Project Information:

The Kilter Rural Lower Goulburn Soil Carbon Project (Revoked) was a soil carbon sequestration initiative located approximately 15 kilometers north of Kyabram in the Goulburn Valley region of Victoria. Registered in June 2021, the project covered 262 hectares of agricultural land within the Campaspe Shire. The project was voluntarily revoked in May 2025 under Section 30 of the CFI Rule, meaning the proponent withdrew the project, likely before the permanence period commenced.

This project operated under the Measurement of Soil Carbon Sequestration in Agricultural Systems methodology. This method requires land managers to implement specific activities, such as applying nutrients, lime, or gypsum, and altering tillage practices, to increase soil organic carbon levels. The carbon gains are verified through physical soil sampling and measurement rather than modeled estimates, providing high-integrity data but often incurring higher monitoring costs.

The Goulburn Valley is a major irrigated agricultural zone characterized by a temperate, semi-arid climate with an average annual rainfall of approximately 450mm. The region's soils are predominantly red-brown earths (Red Sodosols), which often feature heavy, sodic clay subsoils. The project's specific inclusion of gypsum application aligns with the need to remediate these sodic soils to improve structure and water infiltration.

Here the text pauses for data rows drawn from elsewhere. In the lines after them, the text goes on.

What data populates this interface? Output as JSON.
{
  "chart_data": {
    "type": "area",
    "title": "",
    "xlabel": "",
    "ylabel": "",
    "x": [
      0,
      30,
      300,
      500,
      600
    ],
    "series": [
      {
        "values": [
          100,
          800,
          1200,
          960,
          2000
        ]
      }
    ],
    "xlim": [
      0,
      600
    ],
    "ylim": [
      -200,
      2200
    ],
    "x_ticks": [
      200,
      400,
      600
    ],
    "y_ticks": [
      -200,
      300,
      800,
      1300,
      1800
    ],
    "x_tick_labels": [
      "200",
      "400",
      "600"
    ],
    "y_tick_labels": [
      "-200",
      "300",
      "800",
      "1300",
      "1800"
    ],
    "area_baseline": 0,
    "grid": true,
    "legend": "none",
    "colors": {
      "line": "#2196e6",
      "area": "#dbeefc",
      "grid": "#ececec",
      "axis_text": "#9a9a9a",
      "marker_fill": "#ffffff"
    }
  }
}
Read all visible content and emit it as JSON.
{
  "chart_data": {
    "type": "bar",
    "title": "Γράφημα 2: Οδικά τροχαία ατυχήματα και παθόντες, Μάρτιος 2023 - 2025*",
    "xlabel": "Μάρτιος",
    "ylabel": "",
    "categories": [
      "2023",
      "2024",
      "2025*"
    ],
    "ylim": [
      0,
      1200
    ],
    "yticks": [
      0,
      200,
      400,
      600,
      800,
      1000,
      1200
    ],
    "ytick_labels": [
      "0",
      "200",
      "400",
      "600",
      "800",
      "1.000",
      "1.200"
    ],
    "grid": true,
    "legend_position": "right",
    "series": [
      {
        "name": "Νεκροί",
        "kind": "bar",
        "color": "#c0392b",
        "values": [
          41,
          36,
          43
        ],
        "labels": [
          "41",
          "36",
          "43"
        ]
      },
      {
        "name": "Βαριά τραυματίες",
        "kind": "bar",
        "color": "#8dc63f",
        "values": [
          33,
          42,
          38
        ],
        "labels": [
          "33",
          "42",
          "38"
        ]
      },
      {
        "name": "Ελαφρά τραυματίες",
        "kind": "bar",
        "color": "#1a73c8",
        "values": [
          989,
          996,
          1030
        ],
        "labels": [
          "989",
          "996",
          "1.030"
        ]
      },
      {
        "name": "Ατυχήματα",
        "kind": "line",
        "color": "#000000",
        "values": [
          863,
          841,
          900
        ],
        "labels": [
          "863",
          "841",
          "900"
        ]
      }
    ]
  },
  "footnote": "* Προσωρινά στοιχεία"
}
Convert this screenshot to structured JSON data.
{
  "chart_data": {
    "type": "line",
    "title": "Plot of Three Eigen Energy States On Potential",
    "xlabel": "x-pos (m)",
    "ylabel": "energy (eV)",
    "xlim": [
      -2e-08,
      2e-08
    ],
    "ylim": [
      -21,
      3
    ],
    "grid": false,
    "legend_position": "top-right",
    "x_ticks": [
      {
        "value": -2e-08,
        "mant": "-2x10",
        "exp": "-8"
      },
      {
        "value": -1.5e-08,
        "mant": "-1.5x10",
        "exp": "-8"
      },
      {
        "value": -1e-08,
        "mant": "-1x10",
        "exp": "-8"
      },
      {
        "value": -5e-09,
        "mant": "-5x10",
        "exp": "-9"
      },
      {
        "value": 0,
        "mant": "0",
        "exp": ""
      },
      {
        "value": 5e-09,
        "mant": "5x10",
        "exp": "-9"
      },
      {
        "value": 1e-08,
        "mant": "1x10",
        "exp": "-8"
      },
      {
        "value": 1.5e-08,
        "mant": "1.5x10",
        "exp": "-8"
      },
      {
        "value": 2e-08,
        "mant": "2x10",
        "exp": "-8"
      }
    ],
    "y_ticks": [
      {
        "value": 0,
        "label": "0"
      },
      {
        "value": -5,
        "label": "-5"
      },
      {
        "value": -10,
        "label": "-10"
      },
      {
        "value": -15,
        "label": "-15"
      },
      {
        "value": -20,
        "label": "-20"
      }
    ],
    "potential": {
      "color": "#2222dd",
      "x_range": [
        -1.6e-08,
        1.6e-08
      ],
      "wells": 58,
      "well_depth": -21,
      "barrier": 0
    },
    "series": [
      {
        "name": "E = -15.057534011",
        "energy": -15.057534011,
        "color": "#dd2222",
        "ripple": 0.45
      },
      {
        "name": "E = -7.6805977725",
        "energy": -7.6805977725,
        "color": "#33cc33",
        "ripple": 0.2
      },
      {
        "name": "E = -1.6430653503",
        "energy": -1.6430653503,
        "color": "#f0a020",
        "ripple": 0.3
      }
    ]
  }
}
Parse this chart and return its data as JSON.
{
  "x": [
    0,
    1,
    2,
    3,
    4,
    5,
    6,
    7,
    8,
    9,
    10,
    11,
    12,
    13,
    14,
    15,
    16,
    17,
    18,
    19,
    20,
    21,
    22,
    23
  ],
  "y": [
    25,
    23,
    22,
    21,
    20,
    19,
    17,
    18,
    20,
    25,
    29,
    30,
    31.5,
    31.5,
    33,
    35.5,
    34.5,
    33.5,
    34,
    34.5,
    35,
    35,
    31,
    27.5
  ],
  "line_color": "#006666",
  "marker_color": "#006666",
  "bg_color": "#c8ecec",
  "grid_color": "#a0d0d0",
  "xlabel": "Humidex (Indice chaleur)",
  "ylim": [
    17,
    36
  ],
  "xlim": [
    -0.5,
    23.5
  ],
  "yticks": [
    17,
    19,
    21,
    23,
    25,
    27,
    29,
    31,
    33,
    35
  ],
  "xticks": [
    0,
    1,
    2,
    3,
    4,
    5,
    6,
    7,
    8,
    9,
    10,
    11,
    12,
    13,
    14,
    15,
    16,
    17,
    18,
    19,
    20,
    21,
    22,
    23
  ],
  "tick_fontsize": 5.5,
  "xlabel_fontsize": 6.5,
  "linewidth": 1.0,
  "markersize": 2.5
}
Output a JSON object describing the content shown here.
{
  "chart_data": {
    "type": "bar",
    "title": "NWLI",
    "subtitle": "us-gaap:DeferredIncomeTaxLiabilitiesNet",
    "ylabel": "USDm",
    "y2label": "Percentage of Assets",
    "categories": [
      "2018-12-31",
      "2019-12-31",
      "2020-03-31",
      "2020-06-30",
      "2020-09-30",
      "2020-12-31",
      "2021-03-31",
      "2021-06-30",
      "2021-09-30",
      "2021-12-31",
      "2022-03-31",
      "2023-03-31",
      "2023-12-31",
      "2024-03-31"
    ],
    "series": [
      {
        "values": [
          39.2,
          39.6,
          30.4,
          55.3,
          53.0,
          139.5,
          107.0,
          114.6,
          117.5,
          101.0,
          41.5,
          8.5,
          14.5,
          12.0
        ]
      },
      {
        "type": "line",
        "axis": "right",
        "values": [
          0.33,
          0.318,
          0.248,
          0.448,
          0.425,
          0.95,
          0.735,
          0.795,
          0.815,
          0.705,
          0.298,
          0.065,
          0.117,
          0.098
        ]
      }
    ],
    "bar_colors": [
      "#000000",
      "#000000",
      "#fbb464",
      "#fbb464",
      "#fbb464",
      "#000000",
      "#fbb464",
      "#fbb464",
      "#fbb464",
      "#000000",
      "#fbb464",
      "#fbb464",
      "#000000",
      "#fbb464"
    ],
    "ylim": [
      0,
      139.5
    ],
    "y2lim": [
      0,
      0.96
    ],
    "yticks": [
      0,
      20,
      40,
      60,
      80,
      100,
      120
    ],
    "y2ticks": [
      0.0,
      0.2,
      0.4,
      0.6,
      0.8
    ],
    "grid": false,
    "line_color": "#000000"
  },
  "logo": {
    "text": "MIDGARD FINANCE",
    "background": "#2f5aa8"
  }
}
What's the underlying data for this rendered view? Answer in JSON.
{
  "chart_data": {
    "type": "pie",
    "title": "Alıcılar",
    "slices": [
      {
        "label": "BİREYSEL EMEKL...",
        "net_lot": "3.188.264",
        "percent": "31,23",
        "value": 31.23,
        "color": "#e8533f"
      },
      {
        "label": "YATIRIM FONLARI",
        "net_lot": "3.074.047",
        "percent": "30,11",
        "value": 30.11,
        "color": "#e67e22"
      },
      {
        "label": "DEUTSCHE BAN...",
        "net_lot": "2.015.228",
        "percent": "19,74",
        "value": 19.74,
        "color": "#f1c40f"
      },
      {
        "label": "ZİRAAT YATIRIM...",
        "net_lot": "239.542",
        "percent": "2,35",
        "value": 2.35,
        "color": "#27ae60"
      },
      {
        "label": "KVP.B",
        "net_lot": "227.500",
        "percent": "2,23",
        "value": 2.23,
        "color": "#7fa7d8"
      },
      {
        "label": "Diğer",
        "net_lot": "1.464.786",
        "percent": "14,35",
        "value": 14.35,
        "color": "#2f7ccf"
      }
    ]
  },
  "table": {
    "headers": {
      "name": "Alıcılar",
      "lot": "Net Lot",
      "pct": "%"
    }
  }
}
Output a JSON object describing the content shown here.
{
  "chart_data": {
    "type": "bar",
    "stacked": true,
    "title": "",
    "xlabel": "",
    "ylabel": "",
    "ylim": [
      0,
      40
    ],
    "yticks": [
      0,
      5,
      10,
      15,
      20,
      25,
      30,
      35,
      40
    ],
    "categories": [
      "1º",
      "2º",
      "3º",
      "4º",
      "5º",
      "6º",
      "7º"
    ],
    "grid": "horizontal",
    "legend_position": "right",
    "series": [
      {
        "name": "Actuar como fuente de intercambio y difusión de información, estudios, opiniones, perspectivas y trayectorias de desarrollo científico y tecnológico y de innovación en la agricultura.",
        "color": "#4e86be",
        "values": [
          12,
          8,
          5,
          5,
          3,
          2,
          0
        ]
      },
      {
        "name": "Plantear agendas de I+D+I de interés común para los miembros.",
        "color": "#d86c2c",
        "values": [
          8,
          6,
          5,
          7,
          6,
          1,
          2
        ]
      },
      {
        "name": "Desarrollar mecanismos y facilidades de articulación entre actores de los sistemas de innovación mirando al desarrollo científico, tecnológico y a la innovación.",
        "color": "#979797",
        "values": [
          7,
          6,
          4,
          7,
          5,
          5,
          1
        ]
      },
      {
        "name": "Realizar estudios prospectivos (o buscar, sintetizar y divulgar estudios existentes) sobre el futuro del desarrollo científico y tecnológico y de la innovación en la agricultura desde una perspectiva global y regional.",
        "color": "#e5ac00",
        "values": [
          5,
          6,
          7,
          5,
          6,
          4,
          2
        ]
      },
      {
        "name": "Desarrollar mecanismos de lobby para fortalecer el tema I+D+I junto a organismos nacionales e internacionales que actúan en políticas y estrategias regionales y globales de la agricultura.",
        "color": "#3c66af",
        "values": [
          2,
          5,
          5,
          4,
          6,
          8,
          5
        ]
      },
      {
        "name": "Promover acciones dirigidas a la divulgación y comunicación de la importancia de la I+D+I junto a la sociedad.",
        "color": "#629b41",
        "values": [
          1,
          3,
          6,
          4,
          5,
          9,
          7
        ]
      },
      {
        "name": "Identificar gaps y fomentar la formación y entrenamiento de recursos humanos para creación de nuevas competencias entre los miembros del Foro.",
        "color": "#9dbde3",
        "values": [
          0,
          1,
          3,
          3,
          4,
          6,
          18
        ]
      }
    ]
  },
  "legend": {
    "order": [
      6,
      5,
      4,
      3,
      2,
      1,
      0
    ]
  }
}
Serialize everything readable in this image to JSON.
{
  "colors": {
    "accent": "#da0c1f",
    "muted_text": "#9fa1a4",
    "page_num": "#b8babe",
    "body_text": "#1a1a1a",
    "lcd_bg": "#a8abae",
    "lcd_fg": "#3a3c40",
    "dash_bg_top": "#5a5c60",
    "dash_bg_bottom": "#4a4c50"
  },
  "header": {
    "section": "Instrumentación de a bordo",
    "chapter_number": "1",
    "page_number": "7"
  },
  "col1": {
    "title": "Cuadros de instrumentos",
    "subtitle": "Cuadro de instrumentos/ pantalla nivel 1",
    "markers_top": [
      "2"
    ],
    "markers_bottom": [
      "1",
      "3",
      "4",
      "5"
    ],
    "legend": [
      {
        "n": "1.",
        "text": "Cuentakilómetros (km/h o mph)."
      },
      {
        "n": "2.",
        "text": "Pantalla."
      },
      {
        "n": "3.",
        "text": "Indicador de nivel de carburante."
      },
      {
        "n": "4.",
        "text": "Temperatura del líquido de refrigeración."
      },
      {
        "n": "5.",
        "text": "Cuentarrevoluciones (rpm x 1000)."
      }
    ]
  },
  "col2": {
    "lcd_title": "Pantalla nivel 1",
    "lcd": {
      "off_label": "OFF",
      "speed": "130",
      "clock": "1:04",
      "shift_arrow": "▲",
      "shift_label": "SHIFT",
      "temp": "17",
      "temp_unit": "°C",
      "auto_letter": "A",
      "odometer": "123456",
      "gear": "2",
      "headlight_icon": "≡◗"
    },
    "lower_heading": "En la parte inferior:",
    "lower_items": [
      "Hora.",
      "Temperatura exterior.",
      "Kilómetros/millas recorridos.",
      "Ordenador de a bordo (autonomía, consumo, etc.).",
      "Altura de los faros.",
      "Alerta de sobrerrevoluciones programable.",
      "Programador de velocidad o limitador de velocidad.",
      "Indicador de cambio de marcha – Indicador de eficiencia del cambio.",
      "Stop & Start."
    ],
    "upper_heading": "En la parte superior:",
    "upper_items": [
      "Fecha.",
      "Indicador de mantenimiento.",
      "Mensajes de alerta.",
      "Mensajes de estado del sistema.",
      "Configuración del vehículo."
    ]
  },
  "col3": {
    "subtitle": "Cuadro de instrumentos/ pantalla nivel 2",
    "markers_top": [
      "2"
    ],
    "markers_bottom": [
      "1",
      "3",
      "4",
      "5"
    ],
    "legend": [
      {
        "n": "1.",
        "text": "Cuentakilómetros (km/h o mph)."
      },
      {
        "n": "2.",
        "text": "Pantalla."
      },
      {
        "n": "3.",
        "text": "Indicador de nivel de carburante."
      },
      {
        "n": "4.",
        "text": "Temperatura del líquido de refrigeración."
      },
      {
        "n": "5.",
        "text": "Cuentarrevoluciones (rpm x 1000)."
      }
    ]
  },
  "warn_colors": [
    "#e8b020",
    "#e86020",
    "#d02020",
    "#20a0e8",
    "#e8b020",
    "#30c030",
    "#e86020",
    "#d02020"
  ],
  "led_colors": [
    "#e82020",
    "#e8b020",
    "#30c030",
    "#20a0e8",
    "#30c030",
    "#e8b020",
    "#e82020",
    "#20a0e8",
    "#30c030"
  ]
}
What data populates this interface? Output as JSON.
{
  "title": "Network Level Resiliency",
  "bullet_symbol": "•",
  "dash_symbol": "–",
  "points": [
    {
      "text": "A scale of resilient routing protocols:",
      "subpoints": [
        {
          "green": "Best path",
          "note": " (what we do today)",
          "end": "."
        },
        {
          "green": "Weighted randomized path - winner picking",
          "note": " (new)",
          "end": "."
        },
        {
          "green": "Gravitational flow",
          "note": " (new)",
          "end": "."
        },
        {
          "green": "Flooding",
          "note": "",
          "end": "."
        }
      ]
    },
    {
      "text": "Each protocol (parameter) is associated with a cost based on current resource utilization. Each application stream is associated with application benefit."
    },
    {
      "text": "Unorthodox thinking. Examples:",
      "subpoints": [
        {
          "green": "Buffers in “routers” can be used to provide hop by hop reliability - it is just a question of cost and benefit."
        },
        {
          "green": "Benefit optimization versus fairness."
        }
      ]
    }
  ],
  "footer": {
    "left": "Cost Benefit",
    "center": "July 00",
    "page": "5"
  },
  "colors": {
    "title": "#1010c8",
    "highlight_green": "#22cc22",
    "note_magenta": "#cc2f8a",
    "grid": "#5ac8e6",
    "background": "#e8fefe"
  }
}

Kilter Rural, the proponent, established this project as a pilot for its Australian Farmlands Fund (KAFF), intending to demonstrate how regenerative cropping systems, shifting from old pasture to crops like deep-rooted canola, could monetize soil carbon. It was noted at the time of registration as one of the few soil carbon projects focused on cropping rather than grazing. The revocation suggests that despite the initial ambition to test the methodology on high-value irrigated land, the project may have been consolidated, sold, or deemed commercially unviable as a standalone carbon offset operation.